Подавшись вперед, она прикоснулась к статуе, изящные пальцы
распластались по ледяной обсидиановой плоти. Дэмьену показалось, что,
прикоснувшись к статуе, девочка задрожала, однако он бы не смог определить
этого наверняка. Да и был он сейчас слишком занят распутыванием узлов,
чтобы сосредоточиваться на таких второстепенных деталях.
Вслед за этим выступили еще четверо детей. И у них тоже нашлось, что
рассказать статуе, хотя их истории прозвучали далеко не столь победоносно.
Двое из них обнаружили выставленных в качестве приманки детей слишком
поздно, чтобы их можно было спасти. Один собрался было освободить девочку,
прикованную Святошами, но охранников оказалось слишком много, чтобы
справиться с ними, даже застигнув врасплох, так что ему пришлось
отступить. Одна отважная девочка добралась аж до северных городов, но
когда кончился лес и потянулись крестьянские поля, у нее сдали нервы и ей
пришлось вернуться обратно. И все они благодарили Калесту за то, что он
спас их от всех врагов. И все поочередно прикасались к черной статуе.

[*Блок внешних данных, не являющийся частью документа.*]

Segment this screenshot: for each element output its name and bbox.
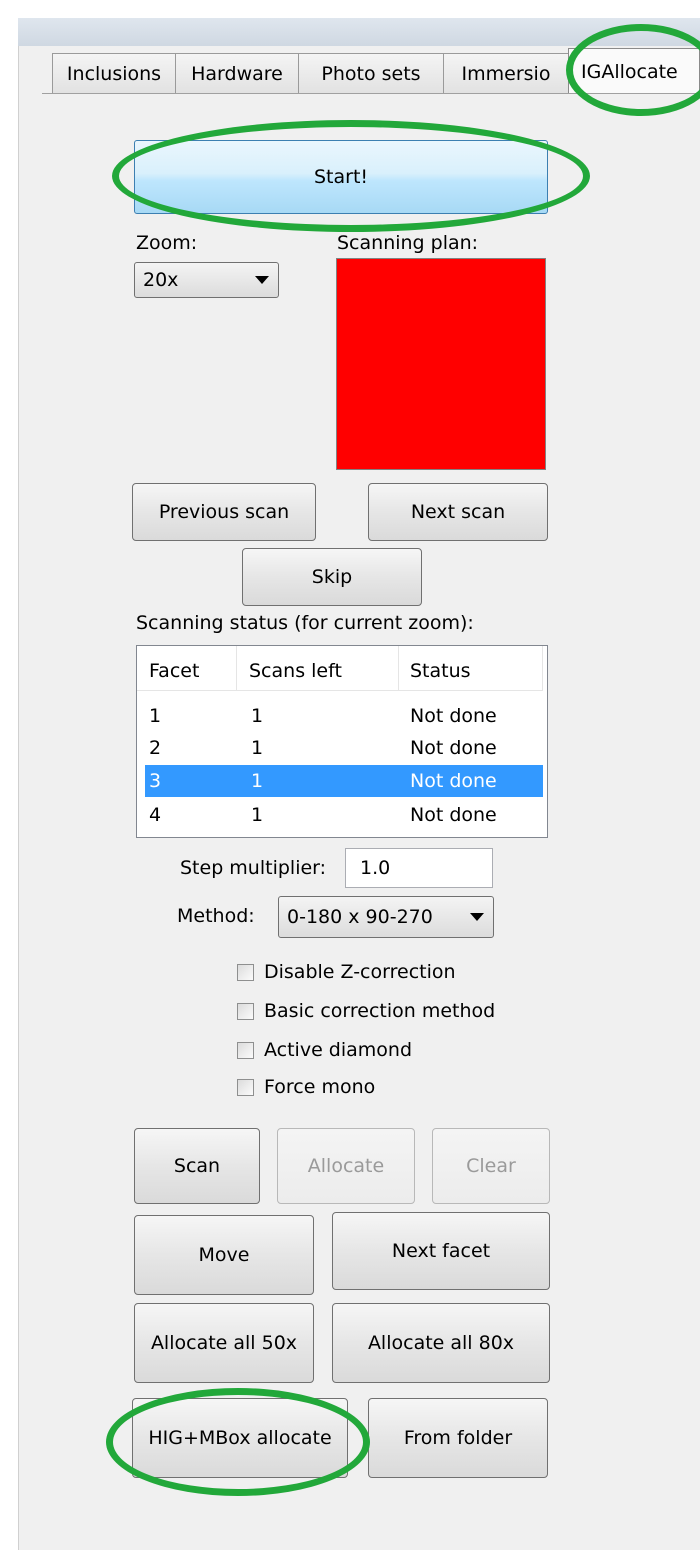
scanning-status-label: Scanning status (for current zoom): [136,612,474,634]
window-title-bar [18,18,700,46]
allocate-button[interactable]: Allocate [277,1128,415,1204]
tab-strip-border [42,93,700,94]
allocate-all-50x-button[interactable]: Allocate all 50x [134,1303,314,1383]
chevron-down-icon [255,276,269,284]
scans-left-cell: 1 [251,770,264,792]
from-folder-button[interactable]: From folder [368,1398,548,1478]
tab-igallocate[interactable]: IGAllocate [568,48,700,94]
start-button[interactable]: Start! [134,140,548,214]
scanning-plan-label: Scanning plan: [337,232,479,254]
zoom-select[interactable]: 20x [134,262,279,298]
column-header-facet[interactable]: Facet [149,660,199,682]
clear-button[interactable]: Clear [432,1128,550,1204]
zoom-select-value: 20x [143,269,179,291]
checkbox-label: Active diamond [264,1039,413,1061]
tab-immersion[interactable]: Immersio [443,53,569,93]
scanning-status-list[interactable]: Facet Scans left Status 1 1 Not done 2 1… [136,645,548,838]
scans-left-cell: 1 [251,804,264,826]
checkbox-box[interactable] [237,1078,254,1096]
checkbox-box[interactable] [237,1002,254,1020]
active-diamond-checkbox[interactable]: Active diamond [237,1039,412,1061]
step-multiplier-input[interactable]: 1.0 [345,848,493,888]
facet-cell: 4 [149,804,162,826]
facet-cell: 3 [149,770,162,792]
facet-cell: 2 [149,737,162,759]
checkbox-label: Disable Z-correction [264,961,456,983]
status-cell: Not done [410,737,497,759]
zoom-label: Zoom: [136,232,198,254]
allocate-all-80x-button[interactable]: Allocate all 80x [332,1303,550,1383]
scans-left-cell: 1 [251,705,264,727]
method-label: Method: [177,905,255,927]
tab-hardware[interactable]: Hardware [175,53,299,93]
list-item-selected[interactable]: 3 1 Not done [145,765,543,797]
list-item[interactable]: 4 1 Not done [145,799,543,831]
column-header-status[interactable]: Status [410,660,471,682]
scan-button[interactable]: Scan [134,1128,260,1204]
previous-scan-button[interactable]: Previous scan [132,483,316,541]
method-select[interactable]: 0-180 x 90-270 [278,896,494,938]
force-mono-checkbox[interactable]: Force mono [237,1076,375,1098]
disable-z-correction-checkbox[interactable]: Disable Z-correction [237,961,456,983]
column-header-scans-left[interactable]: Scans left [249,660,342,682]
status-cell: Not done [410,804,497,826]
checkbox-box[interactable] [237,1041,254,1059]
scans-left-cell: 1 [251,737,264,759]
next-scan-button[interactable]: Next scan [368,483,548,541]
facet-cell: 1 [149,705,162,727]
method-select-value: 0-180 x 90-270 [287,906,433,928]
status-cell: Not done [410,705,497,727]
list-header: Facet Scans left Status [137,646,543,691]
checkbox-box[interactable] [237,963,254,981]
skip-button[interactable]: Skip [242,548,422,606]
chevron-down-icon [470,913,484,921]
tab-inclusions[interactable]: Inclusions [52,53,176,93]
status-cell: Not done [410,770,497,792]
next-facet-button[interactable]: Next facet [332,1212,550,1290]
step-multiplier-label: Step multiplier: [180,857,327,879]
move-button[interactable]: Move [134,1215,314,1295]
basic-correction-method-checkbox[interactable]: Basic correction method [237,1000,495,1022]
tab-photo-sets[interactable]: Photo sets [298,53,444,93]
list-item[interactable]: 2 1 Not done [145,732,543,764]
hig-mbox-allocate-button[interactable]: HIG+MBox allocate [132,1398,348,1478]
checkbox-label: Basic correction method [264,1000,496,1022]
list-item[interactable]: 1 1 Not done [145,700,543,732]
checkbox-label: Force mono [264,1076,376,1098]
scanning-plan-preview [336,258,546,470]
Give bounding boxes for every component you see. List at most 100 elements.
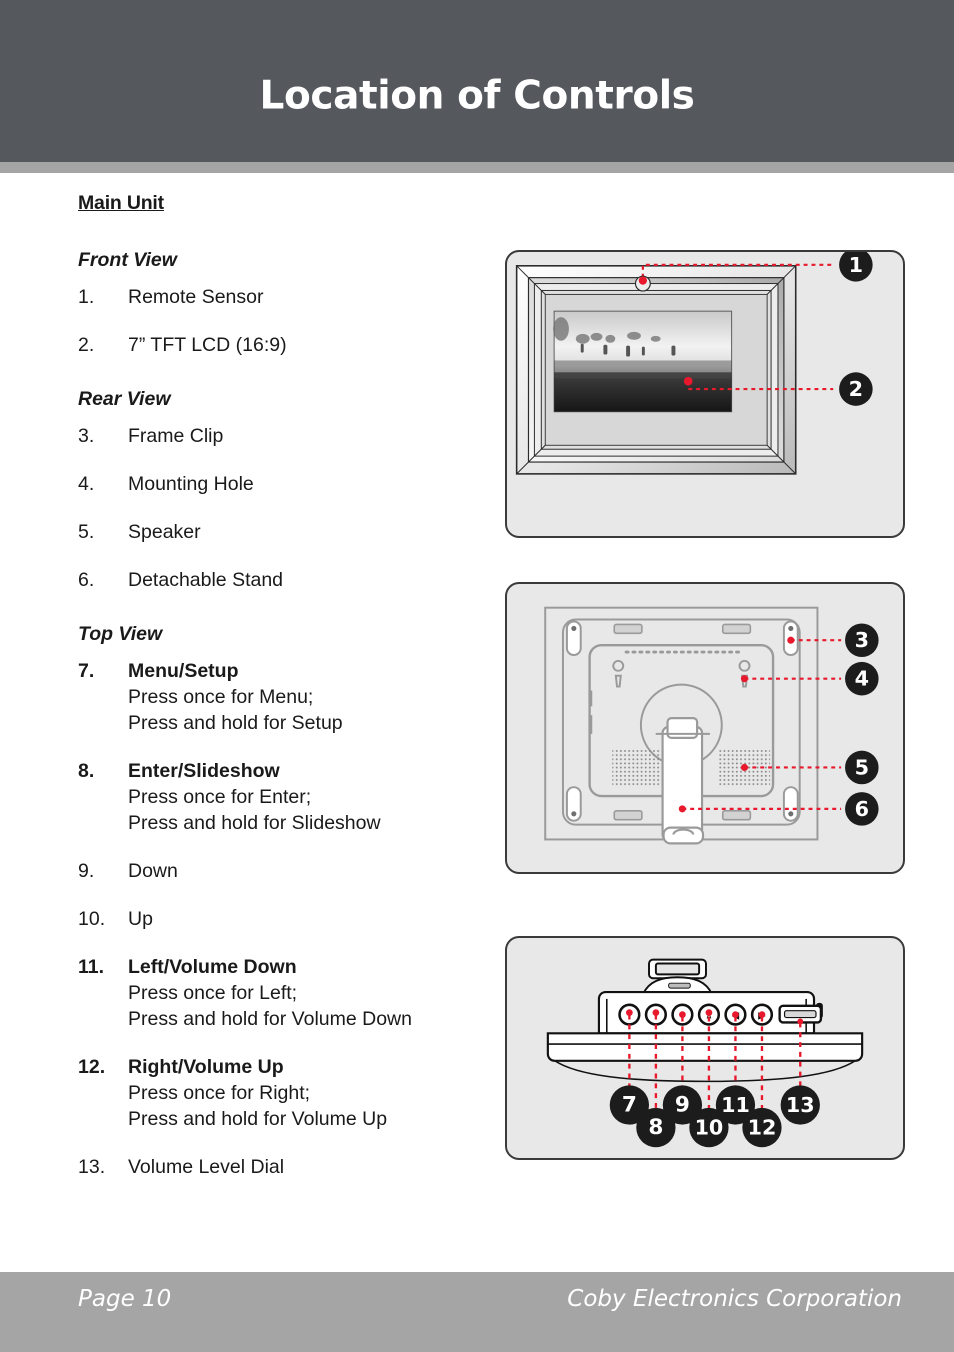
- list-item-sublabel: Press once for Left; Press and hold for …: [128, 982, 412, 1030]
- list-item: 4. Mounting Hole: [78, 471, 488, 497]
- list-group-front-view: 1. Remote Sensor 2. 7” TFT LCD (16:9): [78, 284, 488, 358]
- subhead-top-view: Top View: [78, 623, 163, 645]
- callout-badge-4: 4: [845, 661, 879, 696]
- list-item-number: 8.: [78, 760, 95, 782]
- list-item-label: Volume Level Dial: [128, 1156, 285, 1178]
- list-item-body: Enter/Slideshow Press once for Enter; Pr…: [128, 758, 488, 836]
- list-item-body: Up: [128, 906, 488, 932]
- callout-number: 12: [748, 1116, 777, 1140]
- header-divider-rule: [0, 162, 954, 173]
- list-item-number: 2.: [78, 334, 95, 356]
- list-item-number: 5.: [78, 521, 95, 543]
- list-item-label: Mounting Hole: [128, 473, 254, 495]
- list-item: 8. Enter/Slideshow Press once for Enter;…: [78, 758, 488, 836]
- list-item-body: Speaker: [128, 519, 488, 545]
- list-item-number: 3.: [78, 425, 95, 447]
- corporation-name: Coby Electronics Corporation: [567, 1286, 902, 1312]
- page-number: Page 10: [78, 1286, 172, 1312]
- list-item-number: 1.: [78, 286, 95, 308]
- detachable-stand: [655, 717, 710, 845]
- list-item-number: 11.: [78, 956, 105, 978]
- stand-hinge: [641, 958, 714, 995]
- list-item-label: Menu/Setup: [128, 660, 239, 682]
- list-item-body: Mounting Hole: [128, 471, 488, 497]
- list-item-body: Menu/Setup Press once for Menu; Press an…: [128, 658, 488, 736]
- list-item: 5. Speaker: [78, 519, 488, 545]
- list-item-number: 6.: [78, 569, 95, 591]
- list-item-label: Up: [128, 908, 153, 930]
- callout-number: 10: [695, 1116, 724, 1140]
- list-item-number: 12.: [78, 1056, 106, 1078]
- list-item-label: Left/Volume Down: [128, 956, 297, 978]
- list-group-rear-view: 3. Frame Clip 4. Mounting Hole 5. Speake…: [78, 423, 488, 593]
- callout-badge-10: 10: [689, 1107, 729, 1148]
- callout-number: 8: [648, 1115, 663, 1140]
- list-item: 1. Remote Sensor: [78, 284, 488, 310]
- list-item-number: 10.: [78, 908, 106, 930]
- list-item: 9. Down: [78, 858, 488, 884]
- list-item-label: Remote Sensor: [128, 286, 264, 308]
- list-item-label: Enter/Slideshow: [128, 760, 280, 782]
- callout-number: 1: [849, 253, 863, 277]
- list-item-label: Right/Volume Up: [128, 1056, 284, 1078]
- list-item-label: Detachable Stand: [128, 569, 284, 591]
- list-item-label: Speaker: [128, 521, 201, 543]
- list-item-body: Left/Volume Down Press once for Left; Pr…: [128, 954, 488, 1032]
- callout-badge-1: 1: [839, 252, 873, 282]
- callout-number: 5: [855, 755, 869, 779]
- list-item-body: Frame Clip: [128, 423, 488, 449]
- list-item: 2. 7” TFT LCD (16:9): [78, 332, 488, 358]
- callout-badge-6: 6: [845, 792, 879, 826]
- callout-number: 11: [721, 1093, 750, 1117]
- page-header-bar: Location of Controls: [0, 0, 954, 162]
- callout-badge-3: 3: [845, 623, 879, 657]
- callout-number: 13: [786, 1093, 815, 1117]
- list-item-body: Detachable Stand: [128, 567, 488, 593]
- figure-top-view: ∨ ∧ ◀ ▶: [505, 936, 905, 1160]
- list-item-sublabel: Press once for Enter; Press and hold for…: [128, 786, 381, 834]
- list-item: 3. Frame Clip: [78, 423, 488, 449]
- callout-badge-8: 8: [636, 1107, 676, 1148]
- list-item-number: 13.: [78, 1156, 106, 1178]
- list-item: 13. Volume Level Dial: [78, 1154, 488, 1180]
- page-footer-bar: Page 10 Coby Electronics Corporation: [0, 1272, 954, 1352]
- list-item-body: Right/Volume Up Press once for Right; Pr…: [128, 1054, 488, 1132]
- top-view-illustration: ∨ ∧ ◀ ▶: [546, 958, 864, 1148]
- list-item-body: Down: [128, 858, 488, 884]
- callout-badge-13: 13: [780, 1085, 820, 1125]
- figure-front-view: 1 2: [505, 250, 905, 538]
- list-item: 6. Detachable Stand: [78, 567, 488, 593]
- list-item-number: 7.: [78, 660, 95, 682]
- controls-text-column: Main Unit Front View 1. Remote Sensor 2.…: [78, 192, 488, 1202]
- subhead-front-view: Front View: [78, 249, 177, 271]
- callout-number: 4: [855, 667, 869, 691]
- rear-view-illustration: 3 4 5 6: [544, 606, 879, 845]
- callout-number: 6: [855, 797, 869, 821]
- section-title-main-unit: Main Unit: [78, 192, 164, 214]
- list-item: 7. Menu/Setup Press once for Menu; Press…: [78, 658, 488, 736]
- list-item-label: Down: [128, 860, 178, 882]
- list-item-sublabel: Press once for Menu; Press and hold for …: [128, 686, 343, 734]
- front-view-illustration: 1 2: [515, 252, 873, 475]
- lcd-screen: [553, 310, 733, 413]
- callout-number: 3: [855, 628, 869, 652]
- callout-badge-12: 12: [742, 1107, 782, 1148]
- list-item: 12. Right/Volume Up Press once for Right…: [78, 1054, 488, 1132]
- list-item: 11. Left/Volume Down Press once for Left…: [78, 954, 488, 1032]
- list-item-label: 7” TFT LCD (16:9): [128, 334, 287, 356]
- list-item-number: 9.: [78, 860, 95, 882]
- callout-badge-5: 5: [845, 750, 879, 785]
- figure-rear-view: 3 4 5 6: [505, 582, 905, 874]
- callout-badge-2: 2: [839, 372, 873, 406]
- list-item-label: Frame Clip: [128, 425, 224, 447]
- device-top-face: [546, 990, 864, 1062]
- list-item-body: 7” TFT LCD (16:9): [128, 332, 488, 358]
- list-item-body: Volume Level Dial: [128, 1154, 488, 1180]
- callout-number: 7: [622, 1092, 637, 1117]
- list-item-body: Remote Sensor: [128, 284, 488, 310]
- page-title: Location of Controls: [259, 73, 695, 119]
- list-item: 10. Up: [78, 906, 488, 932]
- callout-number: 2: [849, 377, 863, 401]
- list-item-sublabel: Press once for Right; Press and hold for…: [128, 1082, 388, 1130]
- callout-number: 9: [675, 1092, 690, 1117]
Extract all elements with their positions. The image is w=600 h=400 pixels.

Дэмьен теперь уже не сомневался в том, что каждому из них становилось при
этом страшно. Но чего же Они боятся? Что может случиться от простого
прикосновения?
"Религиозные жертвоприношения, - подумал Дэмьен. - Посвященных приносят
в жертву. Ничего удивительного в том, что здесь собралась такая мощь. И
ничего удивительного в том, что она носит такой хаотический характер".
Племя отверженных детей, посвятивших себя спасению таких же, как они сами,
детей из чудовищных лап Восточного сообщества. В каком-то смысле это
вполне понятно. Но общая картина все равно почему-то не складывалась. И
почему эти дети ведут себя так... ну хорошо, так странно, когда они
приближаются к основанию высокой статуи? И почему самому Дэмьену никак не
удается как следует присмотреться хотя бы к одному из них?
Священнику удалось практически освободить одну руку, и он, сделав
паузу, отдышался. Теперь окончательное избавление от пут стало
исключительно вопросом времени. Мысль об освобождении манила его
настолько, что он, казалось, уже чувствовал на губах вкус воли.
Дети меж тем тронулись с места. Все они, за одним-единственным
исключением, начали описывать круги вокруг статуи, отчаянно топоча при
этом. Кое-кто, захваченный общим ритмом, кружился, закрыв глаза. Некоторые
запели - но не какую-то общую песню, - и голоса то поднимались, то
опускались в такт сплошному топоту.
Один мальчик повернулся к статуе. Подняв обе руки, в одной из которых
был примитивный каменный топор, он обратился к черному изваянию.